Für Bayern-Coach Heynckes war der Platzverweis nicht der Knackpunkt, "weil wir elf gegen zehn nicht gut gespielt haben". Münchens Matchwinner Gomez meinte: "Wer zweimal an der Mittellinie so draufgeht, muss mit zweimal Gelb rechnen. Bei uns war das kein Thema mehr." Dafür umso mehr die allzu lässige Spielweise in der Schlussphase. "Dass wir da den Ball nur noch so rumbolzen, war nicht in Ordnung", sagte Gomez. "Wir hätten den Sack zumachen müssen, eine solche Schlussphase war unnötig", meinte auch Heynckes, der zudem von einem Kräfteverlust bei fünf seiner Spieler nach einer Grippe sprach. "Bei uns sind einige müde."

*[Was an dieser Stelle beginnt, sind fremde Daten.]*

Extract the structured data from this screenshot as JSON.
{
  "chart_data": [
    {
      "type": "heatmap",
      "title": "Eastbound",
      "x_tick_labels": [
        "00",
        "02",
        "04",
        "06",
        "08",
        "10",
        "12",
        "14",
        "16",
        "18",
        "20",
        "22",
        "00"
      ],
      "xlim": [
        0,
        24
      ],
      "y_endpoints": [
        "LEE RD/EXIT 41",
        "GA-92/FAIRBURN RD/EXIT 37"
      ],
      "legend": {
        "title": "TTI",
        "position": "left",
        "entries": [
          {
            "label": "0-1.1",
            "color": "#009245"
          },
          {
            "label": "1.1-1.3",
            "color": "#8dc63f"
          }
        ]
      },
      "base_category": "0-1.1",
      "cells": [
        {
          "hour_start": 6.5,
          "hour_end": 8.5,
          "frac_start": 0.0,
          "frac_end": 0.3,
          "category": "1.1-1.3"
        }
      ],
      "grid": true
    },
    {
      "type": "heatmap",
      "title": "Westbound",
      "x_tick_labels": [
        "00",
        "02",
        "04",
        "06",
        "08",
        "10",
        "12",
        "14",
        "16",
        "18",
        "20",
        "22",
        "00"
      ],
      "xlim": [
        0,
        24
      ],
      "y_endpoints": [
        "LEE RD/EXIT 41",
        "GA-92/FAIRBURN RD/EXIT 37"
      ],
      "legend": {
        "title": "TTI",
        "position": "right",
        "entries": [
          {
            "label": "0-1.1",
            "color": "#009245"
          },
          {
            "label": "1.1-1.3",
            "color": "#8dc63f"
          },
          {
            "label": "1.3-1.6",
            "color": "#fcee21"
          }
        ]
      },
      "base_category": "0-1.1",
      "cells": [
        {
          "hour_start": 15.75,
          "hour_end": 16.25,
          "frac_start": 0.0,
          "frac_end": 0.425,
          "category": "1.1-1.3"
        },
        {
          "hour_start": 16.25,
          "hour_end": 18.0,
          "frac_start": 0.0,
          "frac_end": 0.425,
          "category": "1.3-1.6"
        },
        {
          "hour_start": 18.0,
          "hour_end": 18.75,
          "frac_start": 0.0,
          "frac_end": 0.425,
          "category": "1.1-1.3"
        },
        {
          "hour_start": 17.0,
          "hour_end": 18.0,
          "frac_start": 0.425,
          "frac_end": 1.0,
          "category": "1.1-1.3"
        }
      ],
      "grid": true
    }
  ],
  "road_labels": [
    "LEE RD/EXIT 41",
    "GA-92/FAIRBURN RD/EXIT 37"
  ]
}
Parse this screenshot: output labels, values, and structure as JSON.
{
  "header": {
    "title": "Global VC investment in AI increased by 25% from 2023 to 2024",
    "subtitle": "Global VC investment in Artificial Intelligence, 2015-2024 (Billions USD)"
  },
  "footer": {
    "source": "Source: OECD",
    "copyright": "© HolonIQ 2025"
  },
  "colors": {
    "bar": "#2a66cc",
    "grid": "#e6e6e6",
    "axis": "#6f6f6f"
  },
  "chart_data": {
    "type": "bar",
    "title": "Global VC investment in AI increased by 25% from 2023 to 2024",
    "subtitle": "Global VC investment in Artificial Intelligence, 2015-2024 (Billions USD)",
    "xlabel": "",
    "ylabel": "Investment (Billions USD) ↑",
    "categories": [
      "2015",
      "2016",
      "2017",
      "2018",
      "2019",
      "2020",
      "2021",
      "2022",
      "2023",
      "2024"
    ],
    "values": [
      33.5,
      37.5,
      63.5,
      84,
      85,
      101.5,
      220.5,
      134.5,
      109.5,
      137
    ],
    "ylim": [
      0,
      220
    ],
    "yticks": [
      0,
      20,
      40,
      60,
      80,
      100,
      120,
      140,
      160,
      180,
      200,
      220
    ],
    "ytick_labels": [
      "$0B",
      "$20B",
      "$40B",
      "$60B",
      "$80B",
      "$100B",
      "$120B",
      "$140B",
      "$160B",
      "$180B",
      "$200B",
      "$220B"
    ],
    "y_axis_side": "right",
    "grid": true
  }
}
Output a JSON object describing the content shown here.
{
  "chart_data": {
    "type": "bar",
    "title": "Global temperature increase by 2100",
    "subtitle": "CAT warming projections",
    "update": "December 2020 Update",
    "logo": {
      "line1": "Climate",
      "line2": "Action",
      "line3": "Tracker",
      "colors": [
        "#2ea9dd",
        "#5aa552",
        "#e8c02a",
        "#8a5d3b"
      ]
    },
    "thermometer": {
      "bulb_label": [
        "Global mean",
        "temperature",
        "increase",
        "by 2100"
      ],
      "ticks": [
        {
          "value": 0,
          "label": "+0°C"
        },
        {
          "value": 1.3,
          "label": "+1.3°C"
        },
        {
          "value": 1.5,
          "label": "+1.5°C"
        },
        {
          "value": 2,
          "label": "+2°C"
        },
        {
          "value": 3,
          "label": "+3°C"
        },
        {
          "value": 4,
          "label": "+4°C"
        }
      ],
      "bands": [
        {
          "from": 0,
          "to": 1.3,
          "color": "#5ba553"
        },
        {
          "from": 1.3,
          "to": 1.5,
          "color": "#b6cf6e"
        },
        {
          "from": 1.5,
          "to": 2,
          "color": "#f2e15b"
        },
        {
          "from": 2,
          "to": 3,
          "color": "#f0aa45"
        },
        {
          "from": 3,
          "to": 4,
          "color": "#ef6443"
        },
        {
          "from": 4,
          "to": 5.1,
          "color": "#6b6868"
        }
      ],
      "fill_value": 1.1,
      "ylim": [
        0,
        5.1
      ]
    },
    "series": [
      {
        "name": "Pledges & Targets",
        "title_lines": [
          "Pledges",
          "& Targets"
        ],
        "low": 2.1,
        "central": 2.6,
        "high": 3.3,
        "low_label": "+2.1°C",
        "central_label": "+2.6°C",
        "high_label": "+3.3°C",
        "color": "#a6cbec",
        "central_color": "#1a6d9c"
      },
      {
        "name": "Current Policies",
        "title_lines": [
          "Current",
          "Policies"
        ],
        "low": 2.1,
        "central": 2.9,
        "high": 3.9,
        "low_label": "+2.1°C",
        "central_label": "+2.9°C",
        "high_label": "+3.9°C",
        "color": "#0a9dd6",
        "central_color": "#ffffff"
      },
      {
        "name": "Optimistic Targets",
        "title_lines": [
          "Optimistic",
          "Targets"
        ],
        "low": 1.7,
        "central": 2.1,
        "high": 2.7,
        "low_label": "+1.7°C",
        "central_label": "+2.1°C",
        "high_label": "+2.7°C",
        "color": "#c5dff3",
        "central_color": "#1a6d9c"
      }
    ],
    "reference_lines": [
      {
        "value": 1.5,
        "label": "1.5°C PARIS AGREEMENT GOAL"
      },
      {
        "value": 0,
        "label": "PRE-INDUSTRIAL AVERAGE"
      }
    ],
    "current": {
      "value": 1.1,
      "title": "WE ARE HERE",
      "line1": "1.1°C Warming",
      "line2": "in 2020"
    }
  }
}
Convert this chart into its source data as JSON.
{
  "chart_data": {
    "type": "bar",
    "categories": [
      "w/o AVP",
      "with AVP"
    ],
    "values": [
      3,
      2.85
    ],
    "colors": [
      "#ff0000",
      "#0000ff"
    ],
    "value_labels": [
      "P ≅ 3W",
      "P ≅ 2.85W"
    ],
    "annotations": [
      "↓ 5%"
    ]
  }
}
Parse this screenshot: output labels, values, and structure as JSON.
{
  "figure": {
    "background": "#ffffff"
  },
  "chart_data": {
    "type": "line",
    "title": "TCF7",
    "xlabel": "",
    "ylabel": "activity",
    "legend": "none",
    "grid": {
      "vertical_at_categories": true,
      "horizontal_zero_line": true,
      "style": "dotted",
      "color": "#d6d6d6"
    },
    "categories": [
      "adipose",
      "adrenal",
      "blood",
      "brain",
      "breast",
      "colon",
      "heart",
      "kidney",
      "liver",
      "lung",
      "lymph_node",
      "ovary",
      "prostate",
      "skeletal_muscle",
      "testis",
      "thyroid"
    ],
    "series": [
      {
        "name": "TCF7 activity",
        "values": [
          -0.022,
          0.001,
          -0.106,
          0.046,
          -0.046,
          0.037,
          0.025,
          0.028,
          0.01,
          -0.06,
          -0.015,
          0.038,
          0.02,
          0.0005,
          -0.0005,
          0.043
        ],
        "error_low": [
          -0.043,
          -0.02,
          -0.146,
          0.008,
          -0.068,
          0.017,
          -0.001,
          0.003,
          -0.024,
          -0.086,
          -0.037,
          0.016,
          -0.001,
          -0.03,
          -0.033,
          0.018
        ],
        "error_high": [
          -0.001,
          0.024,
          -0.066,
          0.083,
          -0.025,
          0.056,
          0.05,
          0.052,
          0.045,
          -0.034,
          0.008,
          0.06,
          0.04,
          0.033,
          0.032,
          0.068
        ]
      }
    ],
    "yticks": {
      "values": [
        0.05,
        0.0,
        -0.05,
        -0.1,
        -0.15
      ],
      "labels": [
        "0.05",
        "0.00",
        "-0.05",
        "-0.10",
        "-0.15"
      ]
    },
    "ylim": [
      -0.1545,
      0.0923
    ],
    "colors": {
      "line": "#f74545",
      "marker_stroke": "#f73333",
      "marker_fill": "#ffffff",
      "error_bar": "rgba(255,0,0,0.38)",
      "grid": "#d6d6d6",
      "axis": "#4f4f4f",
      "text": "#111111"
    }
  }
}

Arjen Robben und Mario Gomez vergaben die erste Bayern-Chance auf spektakuläre Weise. Der Niederländer eroberte im Mittelfeld den Ball, sprintete davon und legte den Ball quer auf Gomez, statt selbst abzuschließen. Der ehemalige Stuttgarter, von William Kvist nur leicht bedrängt, schlug vier Meter vor dem Tor über den Ball. Noch vor einer Woche hatte Robben Gomez den Ball bei einem Elfmeter gegen Bremen weggenommen und dafür Kritik geerntet. Dies Kapitel Eigensinn wollte Robben jetzt offenbar wettmachen. "Ich habe nur gedacht, Mensch, in dem Stadion hast du Tore schießen gelernt, du machst jetzt noch zwei. Deshalb habe ich mich gar nicht so geärgert", berichtete Gomez. "Das war natürlich eine Tausendprozentige."

Keine zwei Minuten später traf Stuttgart nach einem Konter zum 1:0 (6.). Martin Harnik hatte den Ball per Kopf vorgelegt, Philipp Lahm stand zu weit weg. In der Mitte kam Christian Gentner heran, der sein drittes Saisontor erzielte. Gomez traf dann wie "versprochen" zum Ausgleich (13.). Sein 1:1 glich einer technischen Meisterleistung. Rafinha hatte geflankt und der Stürmer nahm den Ball mit dem linken Fuß direkt und vor Serdar Tasci.

Nun dominierten die Bayern die Partie und übernahmen nicht nur im Mittelfeld das Kommando. Tasci rettete gegen Gomez (20.), und gegen den im taktischen Bayern-System in die Mitte gerückten Thomas Müller musste Sven Ulreich eine artistische Parade zeigen, um einen Rückstand zu verhindern. Tasci fälschte den Schuss von Müller noch ab.

Nach der Pause hielten die Münchner die Machtverhältnisse auf dem Rasen stabil, ohne ein Risiko einzugehen, und verwalteten ihren Vorsprung. In der 50. Minute bewahrte Ulreich den VfB erneut vor einem Rückstand, als er den 20-Meter-Schuss von Toni Kroos zur Ecke lenkte.

In der 57. Minute übernahm Gomez mit seinem 15. Saisontor die Führung der Torjägerliste. Kross spielte auf Lahm, der Nationalverteidiger legte quer auf Gomez, der keine Mühe hatte. Den dezimierten Stuttgartern fehlten fortan die Mittel, die Münchner unter Druck zu setzen, obwohl sie nie aufgaben und durch Cacau noch eine dicke Chance verzeichneten.